Ayrıca bunu yapanlar, inanışlarının da gereği olarak görüyorlar bunu. Siz de çokça duymuşsunuzdur Evanjelizm, dünyada tek düzeni hakim kılmak pahasına yakıp yıkmayı kan dökmeyi felsefe! haline getiren sapkın bir inanış. Hadise bundan ibaret…
Bunun için de her yolu mübah olarak görüyorlar. Bunlar bize saçma geliyor olabilir, işin içerisine inanış girdiği zaman o sınırların içerisine kimse giremez, zaten müsaade de etmezler…
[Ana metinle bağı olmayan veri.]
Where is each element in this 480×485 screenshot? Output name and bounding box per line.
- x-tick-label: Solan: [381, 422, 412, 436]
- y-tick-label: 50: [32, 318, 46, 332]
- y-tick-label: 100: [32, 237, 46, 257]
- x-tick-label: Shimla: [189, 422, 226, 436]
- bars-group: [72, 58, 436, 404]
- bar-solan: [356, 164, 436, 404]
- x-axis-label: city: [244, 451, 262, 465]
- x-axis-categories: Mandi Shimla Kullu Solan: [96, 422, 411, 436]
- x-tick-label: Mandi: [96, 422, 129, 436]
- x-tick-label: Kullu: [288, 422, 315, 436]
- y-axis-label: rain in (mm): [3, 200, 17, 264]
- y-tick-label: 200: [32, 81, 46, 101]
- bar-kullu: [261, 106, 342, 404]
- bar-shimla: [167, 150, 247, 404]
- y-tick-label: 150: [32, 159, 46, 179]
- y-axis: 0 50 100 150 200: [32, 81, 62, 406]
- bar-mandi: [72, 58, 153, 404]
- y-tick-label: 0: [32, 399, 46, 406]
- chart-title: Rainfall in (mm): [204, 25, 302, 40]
Derin ABD’nin kurmak istediği bu yeni düzen için aslında uzun zamandır konuşulduğu söylenen ancak şimdilerde dillendirilmeye başlanan yeni para birimi IMFCOIN, yeni düzenin para birimi olarak görülüyor. IMFCOIN’le birlikte artık elde para kalmayacak, para da sanal hale gelecek.
Her şey Çin’in ticaretin merkezi olmasının engellenmesi için. IMFCOIN de bunu garanti ediyor. Böylelikle Doğu’dan gelen Çin yerine, Batı’dan gelen ABD (Derin ABD) kullanılacak. Korona’nın da tamamen bunun için üretildiği söyleniyor.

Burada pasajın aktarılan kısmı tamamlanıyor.